Over the weekend, the Houston Rockets barreled into an international imbroglio when the team's general manager, Daryl Morey, posted a message on Twitter that read, "Fight for Freedom. Stand with Hong Kong," referring to escalating protests that, over the past few months, have put the former British colony on a collision course with the Chinese government.
The backlash was swift. Several Chinese businesses and the Chinese Basketball Association announced that they're suspending cooperation with the Rockets. NBA preseason games won't be broadcast or streamed in China after CCTV's sports channel announced Tuesday it was halting those broadcasts and Tencent, the NBA's exclusive digital partner in China, also said it would suspend live streaming for the preseason games.
More troubling, though, has been the tenor of the responses from some of the NBA's top brass and most fêted players.
"@dmorey does NOT speak for the @HoustonRockets. Our presence in Tokyo is all about the promotion of the @NBA internationally and we are NOT a political organization," Rockets owner Tilman Fertitta tweeted on Friday.
"We recognize that the views expressed by Houston Rockets General Manager Daryl Morey have deeply offended many of our friends and fans in China, which is regrettable," league spokesman Mike Bass said in a statement on Sunday. (Notably, he also nodded to the league's support of players who "(share) their views on matters important to them.")
"We apologize. We love China. We love playing there," Rockets star James Harden said on Monday. "They show us the most important love, so we appreciate them as a fan base."
What's remarkable about these statements, especially those from Harden, is how they're decidedly at odds with the ethos of the NBA. As The New York Times culture reporter Sopan Deb tweeted on Sunday, "The NBA has long branded itself as the 'League That Encourages Political Activism.' And now, the league is silent on the attacks on Morey."
Indeed, the NBA's general jumpiness around upsetting its relationship with China -- veiled by its gormless insistence that it's an apolitical organization -- is a betrayal of its own history of activism, which has been pioneered significantly by the league's black players.
To see how, rewind some half a century. In the 1960s and '70s, the basketball great Kareem Abdul-Jabbar, who had a famed professional career first with the Milwaukee Bucks and then with the Los Angeles Lakers, was one of the most visible and socially conscious athletes in the sporting world, often taking America to task on issues of racial inequality (the country, of course, didn't like that too much).

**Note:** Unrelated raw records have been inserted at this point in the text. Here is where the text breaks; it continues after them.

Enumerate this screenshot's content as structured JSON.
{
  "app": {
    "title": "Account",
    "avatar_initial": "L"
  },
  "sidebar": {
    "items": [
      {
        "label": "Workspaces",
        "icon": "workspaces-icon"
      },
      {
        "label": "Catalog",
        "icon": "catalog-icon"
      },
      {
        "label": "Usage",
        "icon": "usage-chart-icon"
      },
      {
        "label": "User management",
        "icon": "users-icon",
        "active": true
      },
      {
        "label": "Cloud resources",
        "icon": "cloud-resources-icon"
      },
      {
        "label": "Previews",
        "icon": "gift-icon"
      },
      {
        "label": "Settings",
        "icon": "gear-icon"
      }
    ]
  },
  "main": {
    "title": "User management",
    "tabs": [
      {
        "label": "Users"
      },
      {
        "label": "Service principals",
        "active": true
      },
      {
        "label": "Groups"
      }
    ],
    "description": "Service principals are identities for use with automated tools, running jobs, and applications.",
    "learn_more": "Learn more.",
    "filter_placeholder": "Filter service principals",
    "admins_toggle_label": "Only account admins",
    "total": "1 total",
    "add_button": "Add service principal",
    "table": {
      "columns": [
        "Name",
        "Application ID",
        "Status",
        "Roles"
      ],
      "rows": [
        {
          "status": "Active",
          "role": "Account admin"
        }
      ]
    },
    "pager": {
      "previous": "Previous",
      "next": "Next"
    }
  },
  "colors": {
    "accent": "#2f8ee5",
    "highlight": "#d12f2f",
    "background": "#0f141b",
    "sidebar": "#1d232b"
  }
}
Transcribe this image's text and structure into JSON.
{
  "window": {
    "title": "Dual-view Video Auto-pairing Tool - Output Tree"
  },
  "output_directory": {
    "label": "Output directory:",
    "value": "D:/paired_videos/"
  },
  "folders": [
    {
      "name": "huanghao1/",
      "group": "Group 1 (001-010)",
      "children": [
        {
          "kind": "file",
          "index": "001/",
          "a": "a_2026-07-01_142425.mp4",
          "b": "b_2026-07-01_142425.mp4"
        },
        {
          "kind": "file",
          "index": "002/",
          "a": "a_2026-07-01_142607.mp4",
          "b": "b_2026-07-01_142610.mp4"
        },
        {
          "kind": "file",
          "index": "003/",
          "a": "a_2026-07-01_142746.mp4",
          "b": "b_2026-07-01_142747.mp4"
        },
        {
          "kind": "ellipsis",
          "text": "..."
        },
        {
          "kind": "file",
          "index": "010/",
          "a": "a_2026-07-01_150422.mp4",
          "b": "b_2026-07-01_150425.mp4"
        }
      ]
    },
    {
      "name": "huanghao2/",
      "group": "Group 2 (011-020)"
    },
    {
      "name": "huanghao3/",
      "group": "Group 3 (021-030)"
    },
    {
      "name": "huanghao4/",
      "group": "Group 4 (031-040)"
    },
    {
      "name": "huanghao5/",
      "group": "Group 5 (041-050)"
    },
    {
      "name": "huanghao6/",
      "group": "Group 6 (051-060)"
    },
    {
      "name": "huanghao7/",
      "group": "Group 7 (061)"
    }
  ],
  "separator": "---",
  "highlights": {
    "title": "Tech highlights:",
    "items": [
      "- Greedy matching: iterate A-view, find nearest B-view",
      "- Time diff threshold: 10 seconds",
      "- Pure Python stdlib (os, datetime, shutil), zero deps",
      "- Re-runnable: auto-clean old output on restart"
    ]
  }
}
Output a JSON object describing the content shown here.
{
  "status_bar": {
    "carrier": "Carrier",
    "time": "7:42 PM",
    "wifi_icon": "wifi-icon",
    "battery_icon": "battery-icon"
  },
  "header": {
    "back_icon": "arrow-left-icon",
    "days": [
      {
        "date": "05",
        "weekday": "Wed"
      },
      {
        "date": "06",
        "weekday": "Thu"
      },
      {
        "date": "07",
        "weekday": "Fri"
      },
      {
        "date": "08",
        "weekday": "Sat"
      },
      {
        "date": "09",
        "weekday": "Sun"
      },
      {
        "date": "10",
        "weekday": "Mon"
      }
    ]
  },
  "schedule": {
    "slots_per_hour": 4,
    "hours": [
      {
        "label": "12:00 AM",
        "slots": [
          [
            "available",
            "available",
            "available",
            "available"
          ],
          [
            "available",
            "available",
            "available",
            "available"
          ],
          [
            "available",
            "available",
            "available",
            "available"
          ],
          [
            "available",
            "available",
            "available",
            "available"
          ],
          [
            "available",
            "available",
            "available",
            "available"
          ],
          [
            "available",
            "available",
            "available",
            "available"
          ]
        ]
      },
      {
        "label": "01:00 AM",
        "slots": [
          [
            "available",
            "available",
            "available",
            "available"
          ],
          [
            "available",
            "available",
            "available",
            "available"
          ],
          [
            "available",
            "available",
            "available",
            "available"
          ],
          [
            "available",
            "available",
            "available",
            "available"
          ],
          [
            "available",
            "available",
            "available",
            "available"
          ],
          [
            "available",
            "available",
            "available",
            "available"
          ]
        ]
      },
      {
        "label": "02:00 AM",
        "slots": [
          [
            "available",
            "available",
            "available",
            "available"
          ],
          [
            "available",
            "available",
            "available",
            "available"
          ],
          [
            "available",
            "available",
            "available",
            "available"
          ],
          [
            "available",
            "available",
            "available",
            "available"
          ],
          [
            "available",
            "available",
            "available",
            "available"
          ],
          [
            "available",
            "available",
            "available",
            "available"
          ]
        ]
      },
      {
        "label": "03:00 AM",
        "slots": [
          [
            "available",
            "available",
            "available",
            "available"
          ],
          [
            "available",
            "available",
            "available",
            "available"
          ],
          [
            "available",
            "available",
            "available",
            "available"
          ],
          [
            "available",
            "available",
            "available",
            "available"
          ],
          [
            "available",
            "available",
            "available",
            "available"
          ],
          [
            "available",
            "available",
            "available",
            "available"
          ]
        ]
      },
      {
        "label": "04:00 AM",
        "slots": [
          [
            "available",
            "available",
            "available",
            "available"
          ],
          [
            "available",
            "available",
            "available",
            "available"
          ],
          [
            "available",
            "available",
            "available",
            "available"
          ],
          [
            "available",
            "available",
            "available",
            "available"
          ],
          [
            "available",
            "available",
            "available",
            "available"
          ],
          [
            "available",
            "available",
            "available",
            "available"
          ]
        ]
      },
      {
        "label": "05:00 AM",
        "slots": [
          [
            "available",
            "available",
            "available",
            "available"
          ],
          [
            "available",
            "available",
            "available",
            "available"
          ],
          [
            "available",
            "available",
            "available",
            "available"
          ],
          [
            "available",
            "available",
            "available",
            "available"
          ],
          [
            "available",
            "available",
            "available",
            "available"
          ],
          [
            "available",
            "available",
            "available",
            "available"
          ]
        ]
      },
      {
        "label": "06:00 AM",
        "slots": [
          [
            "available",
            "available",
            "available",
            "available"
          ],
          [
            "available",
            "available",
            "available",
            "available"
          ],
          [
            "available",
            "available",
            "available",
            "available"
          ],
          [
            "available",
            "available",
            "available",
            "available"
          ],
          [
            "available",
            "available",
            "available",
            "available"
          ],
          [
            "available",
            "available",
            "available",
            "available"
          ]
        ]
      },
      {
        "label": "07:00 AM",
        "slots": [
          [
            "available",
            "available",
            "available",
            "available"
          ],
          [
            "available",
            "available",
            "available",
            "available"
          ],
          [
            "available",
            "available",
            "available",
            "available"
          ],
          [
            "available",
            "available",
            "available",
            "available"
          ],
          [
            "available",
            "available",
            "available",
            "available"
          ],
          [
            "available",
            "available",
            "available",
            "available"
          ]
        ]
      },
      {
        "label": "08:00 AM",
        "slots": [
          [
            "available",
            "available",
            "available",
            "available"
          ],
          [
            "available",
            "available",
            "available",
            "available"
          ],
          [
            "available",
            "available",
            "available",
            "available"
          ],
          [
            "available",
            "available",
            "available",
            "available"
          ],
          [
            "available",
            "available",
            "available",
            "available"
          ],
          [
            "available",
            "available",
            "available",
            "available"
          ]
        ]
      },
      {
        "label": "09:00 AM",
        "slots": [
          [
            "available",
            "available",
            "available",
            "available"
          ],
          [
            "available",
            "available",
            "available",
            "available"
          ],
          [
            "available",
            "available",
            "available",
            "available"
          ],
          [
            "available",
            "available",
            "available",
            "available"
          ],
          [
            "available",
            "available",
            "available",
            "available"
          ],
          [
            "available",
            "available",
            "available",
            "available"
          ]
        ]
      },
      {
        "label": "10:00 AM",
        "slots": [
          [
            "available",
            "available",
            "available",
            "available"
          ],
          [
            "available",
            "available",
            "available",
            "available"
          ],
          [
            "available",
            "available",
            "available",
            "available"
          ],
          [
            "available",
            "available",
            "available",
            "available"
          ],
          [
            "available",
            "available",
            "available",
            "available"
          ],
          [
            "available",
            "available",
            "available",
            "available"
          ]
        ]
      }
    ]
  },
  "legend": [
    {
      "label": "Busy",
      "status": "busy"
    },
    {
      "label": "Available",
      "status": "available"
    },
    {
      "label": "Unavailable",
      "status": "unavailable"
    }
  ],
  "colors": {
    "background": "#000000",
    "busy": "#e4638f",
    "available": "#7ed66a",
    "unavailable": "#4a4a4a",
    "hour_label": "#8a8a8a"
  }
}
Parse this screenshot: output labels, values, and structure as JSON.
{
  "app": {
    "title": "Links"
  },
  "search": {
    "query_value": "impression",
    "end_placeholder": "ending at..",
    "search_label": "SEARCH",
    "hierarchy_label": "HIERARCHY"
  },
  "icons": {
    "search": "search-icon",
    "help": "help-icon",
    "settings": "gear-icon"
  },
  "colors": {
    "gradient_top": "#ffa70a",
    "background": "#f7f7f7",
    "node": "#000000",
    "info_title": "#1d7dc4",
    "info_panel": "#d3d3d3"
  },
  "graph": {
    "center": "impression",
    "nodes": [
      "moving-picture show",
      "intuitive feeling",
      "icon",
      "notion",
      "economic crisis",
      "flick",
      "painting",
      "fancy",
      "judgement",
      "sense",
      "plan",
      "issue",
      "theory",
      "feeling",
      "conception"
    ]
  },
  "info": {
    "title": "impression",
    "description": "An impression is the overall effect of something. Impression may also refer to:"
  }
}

"The poor people of Harlem felt that it was better to get hit with a nightstick than to keep on taking the white man's insults forever. Right then and there I knew who I was and who I had to be. I was going to be black rage personified, black power in the flesh," Abdul-Jabbar recalled to Sports Illustrated in 1980, of the influence the 1964 Harlem race riots had on him.
As the sports journalist Howard Bryant argues in his 2018 book, "The Heritage: Black Athletes, a Divided America, and the Politics of Patriotism," Abdul-Jabbar was part of a much broader generation of black athlete-activists -- including the 12-time NBA All-Star Bill Russell -- who revealed how, at least for some players, the game has always had a political dimension.
But you don't have to go back even that far to see how much the recent comments being batted around the NBA smother and squelch history. LeBron James, for one, is a present-day avatar of the athlete-activist. Though he has yet to enter into the current controversy, James has a record of advocating for greater awareness of a variety of political and social-justice issues: police violence, access to education, compensation for student athletes (predictably, this has made him a frequent target of the American right).
All of which is to say that the NBA has more at stake than its Chinese fortune. While the unfolding events are somewhat different in scope than the aforementioned examples, they all speak to the league's broader reputation, one that its black players, in particular, have helped to build and sustain over the decades. The question now is: What governs the NBA -- its hard-won values or the financial pressure of an autocratic regime?